La population créole réclame comme une de ses gloires littéraires Mme Louisa Lamotte.

Cette femme, si bien connue par son érudition, par les grands services qu'elle a rendus à la cause de l'éducation et, notamment, par sa position comme directrice du Collège de Jeunes Filles d'Abbeville, France, a reçu les Palmes Académiques, quelques années avant sa mort.

Mme Lamotte s'est constamment distinguée dans sa longue carrière de quarante années passées dans l'enseignement, à Paris et ailleurs.
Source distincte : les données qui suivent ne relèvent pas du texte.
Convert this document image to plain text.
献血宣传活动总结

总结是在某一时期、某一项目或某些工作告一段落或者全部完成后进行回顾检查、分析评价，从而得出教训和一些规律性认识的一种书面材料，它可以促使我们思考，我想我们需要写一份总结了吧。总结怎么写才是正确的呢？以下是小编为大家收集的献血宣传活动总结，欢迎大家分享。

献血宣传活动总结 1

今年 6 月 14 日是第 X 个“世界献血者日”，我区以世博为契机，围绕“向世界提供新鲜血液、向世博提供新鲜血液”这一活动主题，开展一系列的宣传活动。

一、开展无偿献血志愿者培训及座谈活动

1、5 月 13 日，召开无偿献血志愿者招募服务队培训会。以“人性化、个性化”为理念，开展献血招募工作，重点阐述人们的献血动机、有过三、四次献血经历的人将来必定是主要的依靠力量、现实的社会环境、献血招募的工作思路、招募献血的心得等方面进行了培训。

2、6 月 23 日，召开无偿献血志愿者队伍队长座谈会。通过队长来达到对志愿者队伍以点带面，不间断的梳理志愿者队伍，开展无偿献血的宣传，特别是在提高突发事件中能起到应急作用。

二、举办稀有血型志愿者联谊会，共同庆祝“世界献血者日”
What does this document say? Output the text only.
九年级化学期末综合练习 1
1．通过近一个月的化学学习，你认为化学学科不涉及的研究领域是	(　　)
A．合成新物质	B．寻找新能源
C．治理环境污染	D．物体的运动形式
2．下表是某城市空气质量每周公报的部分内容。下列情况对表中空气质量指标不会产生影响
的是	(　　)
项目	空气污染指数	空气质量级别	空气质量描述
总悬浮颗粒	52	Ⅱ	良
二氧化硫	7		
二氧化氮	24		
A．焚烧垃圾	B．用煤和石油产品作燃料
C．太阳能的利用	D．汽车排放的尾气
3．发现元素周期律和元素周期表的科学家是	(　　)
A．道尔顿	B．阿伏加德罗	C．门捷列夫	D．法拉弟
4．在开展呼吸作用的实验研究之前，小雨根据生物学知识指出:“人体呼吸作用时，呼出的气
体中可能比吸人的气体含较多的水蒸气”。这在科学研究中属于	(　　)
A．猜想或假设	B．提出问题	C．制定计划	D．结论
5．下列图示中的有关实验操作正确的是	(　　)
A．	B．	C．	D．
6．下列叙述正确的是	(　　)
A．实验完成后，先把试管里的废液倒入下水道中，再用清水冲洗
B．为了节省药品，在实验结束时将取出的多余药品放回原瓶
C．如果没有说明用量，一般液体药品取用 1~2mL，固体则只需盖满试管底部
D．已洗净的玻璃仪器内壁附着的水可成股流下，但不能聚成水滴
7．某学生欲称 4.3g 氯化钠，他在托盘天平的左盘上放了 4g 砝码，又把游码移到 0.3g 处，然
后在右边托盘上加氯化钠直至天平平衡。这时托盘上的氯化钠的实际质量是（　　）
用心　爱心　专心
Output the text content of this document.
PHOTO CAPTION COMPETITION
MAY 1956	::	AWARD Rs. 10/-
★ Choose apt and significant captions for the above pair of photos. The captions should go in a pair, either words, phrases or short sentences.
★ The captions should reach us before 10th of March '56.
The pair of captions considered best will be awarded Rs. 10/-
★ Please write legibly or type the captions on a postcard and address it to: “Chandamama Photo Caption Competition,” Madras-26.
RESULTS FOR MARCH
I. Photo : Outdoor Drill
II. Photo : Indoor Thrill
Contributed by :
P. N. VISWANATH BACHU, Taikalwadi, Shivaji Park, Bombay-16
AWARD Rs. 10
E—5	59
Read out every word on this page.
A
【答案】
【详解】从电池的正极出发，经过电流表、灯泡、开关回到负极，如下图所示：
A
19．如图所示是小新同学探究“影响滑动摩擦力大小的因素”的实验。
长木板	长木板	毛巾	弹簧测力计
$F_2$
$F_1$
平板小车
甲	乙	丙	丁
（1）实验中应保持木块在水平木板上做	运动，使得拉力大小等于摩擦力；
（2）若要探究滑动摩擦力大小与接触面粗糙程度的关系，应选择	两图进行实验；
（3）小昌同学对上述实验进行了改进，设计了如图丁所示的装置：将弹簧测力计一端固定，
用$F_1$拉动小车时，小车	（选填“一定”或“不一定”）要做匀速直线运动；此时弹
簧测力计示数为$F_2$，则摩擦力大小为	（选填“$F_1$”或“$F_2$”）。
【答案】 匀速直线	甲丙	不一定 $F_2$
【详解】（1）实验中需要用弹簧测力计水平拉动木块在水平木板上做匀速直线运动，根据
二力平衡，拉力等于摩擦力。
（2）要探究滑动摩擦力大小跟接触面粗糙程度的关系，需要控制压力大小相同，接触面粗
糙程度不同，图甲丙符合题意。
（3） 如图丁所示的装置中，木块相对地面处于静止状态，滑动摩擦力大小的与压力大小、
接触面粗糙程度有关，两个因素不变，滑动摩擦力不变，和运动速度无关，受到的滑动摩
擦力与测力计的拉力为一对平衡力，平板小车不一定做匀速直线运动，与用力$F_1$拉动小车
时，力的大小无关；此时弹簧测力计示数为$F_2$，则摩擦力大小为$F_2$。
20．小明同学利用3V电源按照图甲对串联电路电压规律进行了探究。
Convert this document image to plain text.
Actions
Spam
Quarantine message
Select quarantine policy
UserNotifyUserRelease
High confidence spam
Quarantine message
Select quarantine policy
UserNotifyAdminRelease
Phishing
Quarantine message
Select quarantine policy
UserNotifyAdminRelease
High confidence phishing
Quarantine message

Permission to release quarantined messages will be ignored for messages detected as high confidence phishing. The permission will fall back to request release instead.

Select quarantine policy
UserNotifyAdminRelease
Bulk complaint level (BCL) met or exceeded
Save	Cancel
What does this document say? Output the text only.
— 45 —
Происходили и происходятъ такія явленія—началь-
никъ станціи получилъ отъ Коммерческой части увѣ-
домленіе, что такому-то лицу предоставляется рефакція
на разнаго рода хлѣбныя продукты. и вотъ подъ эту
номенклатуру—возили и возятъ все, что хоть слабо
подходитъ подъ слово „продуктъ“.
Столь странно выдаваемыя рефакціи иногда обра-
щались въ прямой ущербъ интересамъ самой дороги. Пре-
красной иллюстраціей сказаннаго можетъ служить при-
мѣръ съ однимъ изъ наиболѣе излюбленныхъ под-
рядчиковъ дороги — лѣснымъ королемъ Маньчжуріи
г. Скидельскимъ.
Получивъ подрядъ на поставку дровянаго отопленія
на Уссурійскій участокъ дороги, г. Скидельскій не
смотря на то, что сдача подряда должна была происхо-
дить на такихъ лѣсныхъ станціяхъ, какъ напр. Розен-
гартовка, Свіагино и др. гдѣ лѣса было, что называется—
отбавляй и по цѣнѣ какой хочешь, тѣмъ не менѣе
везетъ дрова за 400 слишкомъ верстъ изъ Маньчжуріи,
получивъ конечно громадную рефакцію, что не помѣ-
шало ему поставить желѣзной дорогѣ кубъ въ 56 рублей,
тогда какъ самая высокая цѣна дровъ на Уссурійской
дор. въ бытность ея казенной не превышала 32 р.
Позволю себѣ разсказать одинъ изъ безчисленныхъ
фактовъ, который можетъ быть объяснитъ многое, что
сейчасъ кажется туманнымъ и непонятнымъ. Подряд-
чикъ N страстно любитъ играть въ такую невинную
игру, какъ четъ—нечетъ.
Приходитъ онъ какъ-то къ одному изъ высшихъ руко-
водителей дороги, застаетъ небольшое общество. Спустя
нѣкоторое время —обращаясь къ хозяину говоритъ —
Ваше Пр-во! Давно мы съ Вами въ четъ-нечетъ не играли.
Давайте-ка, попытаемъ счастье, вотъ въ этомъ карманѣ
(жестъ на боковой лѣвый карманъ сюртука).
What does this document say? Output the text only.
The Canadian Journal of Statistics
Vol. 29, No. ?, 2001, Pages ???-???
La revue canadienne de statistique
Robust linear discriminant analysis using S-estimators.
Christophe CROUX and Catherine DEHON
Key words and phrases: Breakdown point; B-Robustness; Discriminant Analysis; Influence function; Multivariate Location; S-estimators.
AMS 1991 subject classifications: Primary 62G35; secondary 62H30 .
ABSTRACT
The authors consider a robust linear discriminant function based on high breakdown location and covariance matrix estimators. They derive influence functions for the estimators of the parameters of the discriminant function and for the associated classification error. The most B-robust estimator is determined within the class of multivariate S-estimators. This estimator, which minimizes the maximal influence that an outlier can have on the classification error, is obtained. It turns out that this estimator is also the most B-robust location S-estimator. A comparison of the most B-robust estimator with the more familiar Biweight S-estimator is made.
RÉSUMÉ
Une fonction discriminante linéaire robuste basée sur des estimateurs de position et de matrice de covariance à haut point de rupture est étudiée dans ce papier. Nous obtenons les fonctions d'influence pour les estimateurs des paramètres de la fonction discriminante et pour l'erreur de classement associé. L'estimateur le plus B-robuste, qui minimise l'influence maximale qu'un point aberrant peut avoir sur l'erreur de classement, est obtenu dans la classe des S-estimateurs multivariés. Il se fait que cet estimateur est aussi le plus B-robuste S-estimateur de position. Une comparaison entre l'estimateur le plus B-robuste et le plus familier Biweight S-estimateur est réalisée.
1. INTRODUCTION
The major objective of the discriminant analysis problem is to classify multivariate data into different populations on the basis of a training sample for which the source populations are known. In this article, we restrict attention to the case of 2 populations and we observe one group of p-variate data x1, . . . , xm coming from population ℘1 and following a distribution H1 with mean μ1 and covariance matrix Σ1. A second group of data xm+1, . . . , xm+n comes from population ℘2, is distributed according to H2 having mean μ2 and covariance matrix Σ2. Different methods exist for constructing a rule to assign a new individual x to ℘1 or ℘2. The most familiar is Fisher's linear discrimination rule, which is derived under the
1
Le fait qu'elle a été décorée par des sociétés savantes de l'Europe est un titre puissant à la considération toute particulière que nous accordons à sa mémoire.

Dans son cas au moins, on constate que les têtes dirigeantes de la France n'ont pas été les seules à reconnaître ses mérites.

L'Abeille de la Nouvelle-Orléans, à laquelle Mme Lamotte a collaboré, n'a pas manqué d'exprimer ses profonds regrets, lorsque la mort est venue la frapper, en 1907.

Voici les réflexions de ce journal:

MEMENTO

"Nous apprenons, non sans en être profondément attristé, la mort d'une femme que nous tenions en la plus respectueuse estime, d'une femme qui, longtemps, nous honora de sa collaboration et qui, depuis de longs mois, était retenue captive chez elle par une santé chancelante, Madame Louisa Lamotte.

"Nous ne connaissons pas les circonstances qui ont entouré la mort de l'excellente femme; mais nous avons l'assurance qu'elle n'aura éprouvé aucune terreur à l'approche de la mort, tant était tranquille et sereine toujours sa conscience.